By Junaid Qaiser
The Shangri-La Dialogue is a key event in the Asia-Pacific region, known for being one of the largest and most significant multilateral defense and security discussions. This year, Pakistan’s message was particularly striking, marked by a sense of urgency and clarity.
Lieutenant General Nauman Zakria, Commander of Pakistan’s I Corps, used the international platform not merely to discuss military affairs, but to underline a broader strategic reality emerging in South Asia after the May 2025 Pakistan-India conflict. His remarks reflected a growing belief within Pakistan’s security establishment that the old assumptions about limited war between two nuclear powers are becoming increasingly dangerous and unrealistic.
The May confrontation between Pakistan and India began after an attack on tourists in occupied Kashmir, which New Delhi quickly blamed on Pakistan without publicly presenting verifiable evidence. Islamabad denied involvement and demanded an impartial investigation. However, within days, tensions escalated dramatically after Indian air strikes targeted areas in Punjab and Azad Kashmir.
Pakistan responded forcefully. The crisis rapidly evolved into a dangerous military standoff involving aerial combat, strikes on military installations, and aggressive information warfare. Although the ceasefire eventually came through international intervention, especially from the United States, the episode left behind an unmistakable lesson: escalation in South Asia is becoming faster, more unpredictable, and far more difficult to control.
This was the central theme of Lt Gen Zakria’s speech at Shangri-La.
His statement that Pakistan’s “resolute response” had debunked the idea of space for war in South Asia was not simply rhetorical posturing. It was a strategic warning. For years, many analysts believed India could engage in controlled conventional military operations against Pakistan without triggering broader escalation. The events of May 2025 appear to have challenged that assumption.
The reality is that modern warfare no longer operates within traditional boundaries. Conflicts today unfold across multiple domains simultaneously — cyber operations, electronic warfare, artificial intelligence, satellite surveillance, information manipulation, and digital infrastructure attacks all shape the battlefield before conventional combat even fully begins.
Pakistan’s military leadership believes the recent conflict demonstrated the effectiveness of integrated, multi-domain operations backed by coordination among air, land, cyber, intelligence, and strategic communication capabilities. Whether viewed from Islamabad or abroad, the confrontation highlighted how rapidly military exchanges between nuclear rivals can escalate under modern technological conditions.
Nevertheless, perhaps the most important aspect of Zakria’s address was not about military capability at all. It was about responsibility.
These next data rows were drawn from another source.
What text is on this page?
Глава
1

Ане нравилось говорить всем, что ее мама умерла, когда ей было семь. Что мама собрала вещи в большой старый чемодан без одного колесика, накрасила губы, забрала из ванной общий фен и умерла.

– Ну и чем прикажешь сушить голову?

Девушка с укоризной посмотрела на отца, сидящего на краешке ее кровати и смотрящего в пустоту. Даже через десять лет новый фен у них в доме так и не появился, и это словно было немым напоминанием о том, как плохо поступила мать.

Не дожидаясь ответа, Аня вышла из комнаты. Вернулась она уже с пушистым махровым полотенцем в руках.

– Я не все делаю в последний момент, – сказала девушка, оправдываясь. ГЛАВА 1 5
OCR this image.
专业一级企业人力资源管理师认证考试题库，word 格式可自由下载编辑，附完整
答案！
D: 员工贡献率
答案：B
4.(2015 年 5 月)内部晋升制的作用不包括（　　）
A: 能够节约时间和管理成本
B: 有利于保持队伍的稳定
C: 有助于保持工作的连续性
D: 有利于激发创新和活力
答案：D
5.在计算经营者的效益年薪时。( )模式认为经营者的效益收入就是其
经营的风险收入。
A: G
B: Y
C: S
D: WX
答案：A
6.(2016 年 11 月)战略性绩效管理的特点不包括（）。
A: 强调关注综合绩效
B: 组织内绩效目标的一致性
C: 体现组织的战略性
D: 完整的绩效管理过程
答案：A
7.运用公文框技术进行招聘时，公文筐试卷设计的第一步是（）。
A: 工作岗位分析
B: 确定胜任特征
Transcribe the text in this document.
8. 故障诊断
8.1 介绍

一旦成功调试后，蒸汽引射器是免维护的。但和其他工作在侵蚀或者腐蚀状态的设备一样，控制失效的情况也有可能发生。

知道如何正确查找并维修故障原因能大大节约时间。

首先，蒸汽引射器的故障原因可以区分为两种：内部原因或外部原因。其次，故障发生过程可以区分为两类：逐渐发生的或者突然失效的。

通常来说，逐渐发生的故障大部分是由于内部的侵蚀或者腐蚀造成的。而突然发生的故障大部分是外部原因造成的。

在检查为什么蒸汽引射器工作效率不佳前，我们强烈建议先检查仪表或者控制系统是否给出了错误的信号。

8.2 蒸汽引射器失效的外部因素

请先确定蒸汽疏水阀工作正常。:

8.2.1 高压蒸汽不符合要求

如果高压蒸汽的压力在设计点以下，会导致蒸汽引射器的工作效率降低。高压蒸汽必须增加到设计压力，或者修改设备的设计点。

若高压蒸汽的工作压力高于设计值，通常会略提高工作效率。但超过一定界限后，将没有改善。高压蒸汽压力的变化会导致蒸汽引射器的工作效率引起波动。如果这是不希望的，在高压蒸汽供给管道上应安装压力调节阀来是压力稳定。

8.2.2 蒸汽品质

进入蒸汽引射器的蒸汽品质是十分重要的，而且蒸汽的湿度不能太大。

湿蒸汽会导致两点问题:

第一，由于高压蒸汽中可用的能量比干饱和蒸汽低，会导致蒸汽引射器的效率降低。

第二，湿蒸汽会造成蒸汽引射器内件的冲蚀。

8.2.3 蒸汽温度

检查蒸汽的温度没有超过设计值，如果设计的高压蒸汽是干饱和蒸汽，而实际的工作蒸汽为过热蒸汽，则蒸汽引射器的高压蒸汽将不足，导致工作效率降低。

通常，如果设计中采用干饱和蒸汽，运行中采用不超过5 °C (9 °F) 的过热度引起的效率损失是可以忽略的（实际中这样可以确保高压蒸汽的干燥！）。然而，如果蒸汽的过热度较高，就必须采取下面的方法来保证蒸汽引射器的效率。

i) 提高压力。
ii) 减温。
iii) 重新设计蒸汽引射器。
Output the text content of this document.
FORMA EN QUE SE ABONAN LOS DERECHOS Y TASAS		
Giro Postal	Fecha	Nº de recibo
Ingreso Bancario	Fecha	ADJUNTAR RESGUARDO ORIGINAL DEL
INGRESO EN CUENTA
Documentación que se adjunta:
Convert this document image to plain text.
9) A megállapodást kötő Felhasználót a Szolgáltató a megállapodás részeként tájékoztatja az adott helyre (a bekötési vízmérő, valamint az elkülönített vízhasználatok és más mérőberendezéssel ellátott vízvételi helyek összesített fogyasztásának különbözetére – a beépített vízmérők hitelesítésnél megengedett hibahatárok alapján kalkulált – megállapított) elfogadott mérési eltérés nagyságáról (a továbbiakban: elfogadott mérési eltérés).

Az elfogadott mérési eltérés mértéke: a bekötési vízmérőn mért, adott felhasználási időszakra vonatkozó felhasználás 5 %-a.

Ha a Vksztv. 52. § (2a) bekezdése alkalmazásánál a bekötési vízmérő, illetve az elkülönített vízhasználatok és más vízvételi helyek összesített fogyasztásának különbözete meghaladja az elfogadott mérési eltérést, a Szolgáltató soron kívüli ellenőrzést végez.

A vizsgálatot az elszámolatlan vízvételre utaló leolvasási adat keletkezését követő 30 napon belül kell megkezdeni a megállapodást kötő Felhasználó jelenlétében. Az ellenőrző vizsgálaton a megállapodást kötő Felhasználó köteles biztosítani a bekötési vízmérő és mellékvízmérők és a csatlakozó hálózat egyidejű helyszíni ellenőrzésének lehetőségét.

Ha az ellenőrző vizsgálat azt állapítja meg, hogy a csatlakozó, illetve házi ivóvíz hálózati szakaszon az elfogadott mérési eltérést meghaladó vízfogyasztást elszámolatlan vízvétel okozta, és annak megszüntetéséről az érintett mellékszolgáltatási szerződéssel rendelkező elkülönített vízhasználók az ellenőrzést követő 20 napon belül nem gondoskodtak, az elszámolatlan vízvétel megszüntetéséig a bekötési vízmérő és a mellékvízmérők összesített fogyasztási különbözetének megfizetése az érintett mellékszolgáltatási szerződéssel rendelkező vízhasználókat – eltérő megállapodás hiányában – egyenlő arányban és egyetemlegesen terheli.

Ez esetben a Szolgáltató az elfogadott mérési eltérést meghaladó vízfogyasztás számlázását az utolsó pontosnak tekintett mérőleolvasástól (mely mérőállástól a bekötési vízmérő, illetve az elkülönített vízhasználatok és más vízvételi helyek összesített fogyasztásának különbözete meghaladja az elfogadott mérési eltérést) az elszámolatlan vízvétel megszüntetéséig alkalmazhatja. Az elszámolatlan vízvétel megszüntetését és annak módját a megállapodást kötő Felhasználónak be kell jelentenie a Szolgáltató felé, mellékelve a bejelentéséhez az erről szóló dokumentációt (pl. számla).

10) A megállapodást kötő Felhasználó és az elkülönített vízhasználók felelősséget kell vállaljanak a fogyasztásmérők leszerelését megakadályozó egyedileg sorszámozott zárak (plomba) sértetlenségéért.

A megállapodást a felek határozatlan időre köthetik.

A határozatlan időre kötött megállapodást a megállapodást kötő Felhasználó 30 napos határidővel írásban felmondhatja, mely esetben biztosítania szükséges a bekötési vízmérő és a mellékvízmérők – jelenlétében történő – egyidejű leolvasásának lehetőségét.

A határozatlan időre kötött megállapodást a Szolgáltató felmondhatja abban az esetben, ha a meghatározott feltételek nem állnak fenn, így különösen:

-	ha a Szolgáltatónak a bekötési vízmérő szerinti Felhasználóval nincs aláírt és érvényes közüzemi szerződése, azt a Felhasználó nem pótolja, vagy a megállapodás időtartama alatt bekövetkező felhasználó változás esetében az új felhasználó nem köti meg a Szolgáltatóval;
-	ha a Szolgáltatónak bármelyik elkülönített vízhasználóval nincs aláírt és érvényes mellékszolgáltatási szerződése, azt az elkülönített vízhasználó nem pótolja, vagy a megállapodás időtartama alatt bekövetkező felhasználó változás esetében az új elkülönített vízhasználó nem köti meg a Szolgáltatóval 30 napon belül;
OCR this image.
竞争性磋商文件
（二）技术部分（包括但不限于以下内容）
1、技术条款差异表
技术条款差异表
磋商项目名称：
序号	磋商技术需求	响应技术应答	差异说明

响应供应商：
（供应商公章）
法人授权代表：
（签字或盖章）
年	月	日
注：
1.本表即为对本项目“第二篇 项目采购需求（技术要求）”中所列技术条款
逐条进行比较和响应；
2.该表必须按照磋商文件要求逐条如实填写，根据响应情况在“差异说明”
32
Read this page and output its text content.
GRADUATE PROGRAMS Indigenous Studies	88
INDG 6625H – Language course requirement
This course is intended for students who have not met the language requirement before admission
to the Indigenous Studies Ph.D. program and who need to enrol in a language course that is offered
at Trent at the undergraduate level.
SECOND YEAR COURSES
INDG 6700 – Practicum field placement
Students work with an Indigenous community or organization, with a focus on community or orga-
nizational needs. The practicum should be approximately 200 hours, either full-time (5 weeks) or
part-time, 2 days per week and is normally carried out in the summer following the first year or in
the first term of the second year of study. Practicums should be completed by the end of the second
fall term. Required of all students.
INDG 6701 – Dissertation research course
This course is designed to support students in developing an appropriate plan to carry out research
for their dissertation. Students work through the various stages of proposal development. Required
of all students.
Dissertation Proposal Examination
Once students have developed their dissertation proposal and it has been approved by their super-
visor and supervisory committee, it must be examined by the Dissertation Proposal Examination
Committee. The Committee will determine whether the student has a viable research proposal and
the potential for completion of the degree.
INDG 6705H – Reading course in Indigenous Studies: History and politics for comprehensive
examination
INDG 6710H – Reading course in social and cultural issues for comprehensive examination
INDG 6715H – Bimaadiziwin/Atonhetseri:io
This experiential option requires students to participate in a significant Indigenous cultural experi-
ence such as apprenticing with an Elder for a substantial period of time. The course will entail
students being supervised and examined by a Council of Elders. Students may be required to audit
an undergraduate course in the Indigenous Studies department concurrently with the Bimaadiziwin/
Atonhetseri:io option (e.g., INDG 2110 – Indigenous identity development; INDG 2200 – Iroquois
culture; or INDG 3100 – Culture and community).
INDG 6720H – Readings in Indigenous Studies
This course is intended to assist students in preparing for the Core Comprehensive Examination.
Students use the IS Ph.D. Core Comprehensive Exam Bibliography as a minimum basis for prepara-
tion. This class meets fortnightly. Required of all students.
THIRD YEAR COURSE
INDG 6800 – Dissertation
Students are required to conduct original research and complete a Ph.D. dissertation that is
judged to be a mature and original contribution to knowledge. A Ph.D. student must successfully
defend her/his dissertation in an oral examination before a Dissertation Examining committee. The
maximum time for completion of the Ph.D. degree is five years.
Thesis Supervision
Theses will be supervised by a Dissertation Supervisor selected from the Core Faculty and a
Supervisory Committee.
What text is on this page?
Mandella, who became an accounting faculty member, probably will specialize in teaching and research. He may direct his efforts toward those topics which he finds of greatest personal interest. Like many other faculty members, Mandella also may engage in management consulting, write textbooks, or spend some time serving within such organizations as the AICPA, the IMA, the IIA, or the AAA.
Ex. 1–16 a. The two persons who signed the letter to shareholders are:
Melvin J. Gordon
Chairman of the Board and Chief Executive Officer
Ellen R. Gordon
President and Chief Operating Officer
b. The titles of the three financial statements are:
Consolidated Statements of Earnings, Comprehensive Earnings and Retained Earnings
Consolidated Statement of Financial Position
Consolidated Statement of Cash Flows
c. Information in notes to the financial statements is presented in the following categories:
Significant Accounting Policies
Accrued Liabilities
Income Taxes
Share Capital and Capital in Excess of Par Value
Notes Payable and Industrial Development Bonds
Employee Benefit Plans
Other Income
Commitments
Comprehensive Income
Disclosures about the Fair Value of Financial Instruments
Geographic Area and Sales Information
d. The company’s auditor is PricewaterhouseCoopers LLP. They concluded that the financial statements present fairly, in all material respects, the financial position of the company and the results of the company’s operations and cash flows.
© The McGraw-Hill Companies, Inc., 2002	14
At a time when major powers are locked in technological competition, Pakistan’s message focused on the need for restraint, communication, and international norms governing emerging technologies. Zakria warned that artificial intelligence, autonomous systems, cyber tools, and space technologies are compressing decision-making timelines and increasing the risk of miscalculation.
South Asia remains particularly vulnerable because political dialogue between Pakistan and India often collapses precisely when it is needed most. Crisis communication mechanisms remain weak, while nationalist rhetoric on both sides frequently overwhelms diplomatic space. Under such conditions, even limited incidents carry the risk of spiraling into larger confrontation.
This is why Zakria’s emphasis on institutionalised communication channels deserves serious attention. Strategic stability cannot survive on deterrence alone. Nuclear weapons may prevent full-scale war, but they do not eliminate crises, accidents, or miscalculations. History has repeatedly shown that communication between adversaries is often the only barrier preventing escalation from turning catastrophic.
The speech also reflected Pakistan’s broader geopolitical positioning in an increasingly polarised world. Zakria described China as a constructive and stabilising factor contributing to regional balance and economic cooperation. This aligns with Islamabad’s continuing effort to position itself within emerging regional connectivity frameworks while maintaining strategic equilibrium amid intensifying great-power competition.
Equally significant was his focus on societal resilience. Modern warfare targets societies as much as armies. Cyber disruption, disinformation campaigns, political polarisation, and attacks on institutional trust have become central tools of strategic competition. Countries unable to protect public trust and strengthen digital resilience become vulnerable long before any conventional military defeat occurs.